Il publie un essai brillant sur l'économie dans l'Histoire universelle sous le titre curieux : La prospérité du vice, une introduction inquiète à l'économie (Albin Michel, Le livre de poche, 6,95 euros, 2009).

La prospérité du vice

L'économiste nous offre un survol de l'histoire universelle depuis la préhistoire en alignant des paradoxes plus savoureux les uns que les autres. Ainsi affirme-t-il que les vices peuvent contribuer à la prospérité commune (d'où le titre de l'ouvrage).

Dans l'ancienne société tahitienne, par exemple, on se prémunissait contre le surpeuplement et la misère par l'infanticide. De façon moins brutale, c'est par leur mauvaise hygiène que les Européens du XVIIIe siècle auraient limité leur croissance démographique et préservé leur bien-être, à la différence des Chinois et des Japonais, que l'obsession de la propreté a conduit à la surpopulation, donc à la misère !

Remontant le temps, il nous assure, à la lumière de quelques études américaines, que les esclaves romains ne vivaient guère plus mal que les paysans de Louis XIV. Pourquoi, dans ces conditions, la révolution industrielle s'est-elle réalisée en Occident plutôt qu'en Chine ou en Inde ? Peut-être du fait de la division politique de l'Europe.

Là aussi, le paradoxe est savoureux : quand un pays européen s'est essouflé dans une entreprise de progrès, un autre a pris le relais. Ainsi le Portugal a-t-il lancé les grandes explorations avant d'être relayé par la Hollande, l'Angleterre... De même, cette dernière a inauguré la première révolution industrielle au XVIIIe siècle avant d'être à son tour relayée par l'Allemagne et les États-Unis.

Rien de tel en Chine où la concentration du pouvoir entre les mains d'un seul homme a stérilisé les efforts des uns et des autres, par exemple les grandes navigations de Zheng He.

Un esprit malveillant (ce que n'est pas Daniel Cohen) pourrait en conclure que l'Union européenne risque de briser l'élan créatif des Européens en corsetant les initiatives locales ou nationales dans des réglementations tatillonnes ou dogmatiques, de la même façon que la cour impériale de Pékin a bridé la créativité chinoise depuis le XVe siècle.

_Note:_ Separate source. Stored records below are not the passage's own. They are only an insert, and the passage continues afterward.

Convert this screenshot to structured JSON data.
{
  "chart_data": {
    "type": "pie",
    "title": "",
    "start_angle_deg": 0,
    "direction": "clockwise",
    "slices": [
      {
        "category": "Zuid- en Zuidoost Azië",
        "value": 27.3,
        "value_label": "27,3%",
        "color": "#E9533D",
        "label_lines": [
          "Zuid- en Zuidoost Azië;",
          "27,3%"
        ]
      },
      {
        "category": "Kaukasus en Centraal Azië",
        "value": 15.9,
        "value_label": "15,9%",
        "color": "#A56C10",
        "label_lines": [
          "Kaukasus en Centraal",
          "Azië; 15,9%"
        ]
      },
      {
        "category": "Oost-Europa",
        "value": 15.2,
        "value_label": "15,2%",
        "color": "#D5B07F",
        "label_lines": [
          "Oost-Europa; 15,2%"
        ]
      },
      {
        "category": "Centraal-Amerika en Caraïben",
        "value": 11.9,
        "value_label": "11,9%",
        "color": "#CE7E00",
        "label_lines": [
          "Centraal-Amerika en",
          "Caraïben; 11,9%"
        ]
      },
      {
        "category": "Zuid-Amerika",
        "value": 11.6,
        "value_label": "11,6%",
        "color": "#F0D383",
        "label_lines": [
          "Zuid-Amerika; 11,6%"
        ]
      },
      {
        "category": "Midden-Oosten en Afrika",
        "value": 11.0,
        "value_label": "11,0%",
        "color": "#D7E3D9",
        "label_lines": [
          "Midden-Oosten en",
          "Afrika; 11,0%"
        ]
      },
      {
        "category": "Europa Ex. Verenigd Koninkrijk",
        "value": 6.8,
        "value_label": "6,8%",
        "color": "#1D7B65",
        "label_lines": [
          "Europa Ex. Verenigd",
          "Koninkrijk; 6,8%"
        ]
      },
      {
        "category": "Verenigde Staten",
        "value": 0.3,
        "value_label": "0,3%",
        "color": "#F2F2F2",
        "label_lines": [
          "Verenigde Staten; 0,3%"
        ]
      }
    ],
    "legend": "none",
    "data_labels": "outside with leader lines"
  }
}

Autre paradoxe qui vaut le détour : après un exposé des cycles économiques mis en évidence par l'économiste Kondratiev, Daniel Cohen note, à l'encontre de la vulgate bien-pensante, que la croissance économique et la libéralisation des échanges ne sont en rien des facteurs de paix. Bien au contraire, en allégeant les contraintes budgétaires qui pèsent sur les États et en diversifiant leurs sources d'approvionnement, elles facilitent la mise en oeuvre de leurs ambitions : guerre ou autre (conquête de l'espace, explorations maritimes...).

L'économiste est reconnaissant à Keynes de sa contribution à la prospérité des Trente Glorieuses. Il montre combien est essentiel le rôle de l'État, par exemple dans le domaine de la santé où il freine les dépenses plutôt qu'il ne les encourage (les résultats déplorables du système de santé américain, à la fois coûteux et inefficace, sont la démonstration a contrario de ce constat).

Mais, compte tenu de ses options néolibérales, l'auteur s'abstient dans cet essai de mettre en cause ou simplement d'évoquer les excès actuels du « libre-échange ».

Il fait silence aussi sur l'éducation comme facteur de développement en Asie du sud et en Extrême-Orient, ne préférant retenir que la libéralisation des échanges entreprise par les dirigeants des années 1990 (Rao et Singh en Inde, Den Xiaoping en Chine).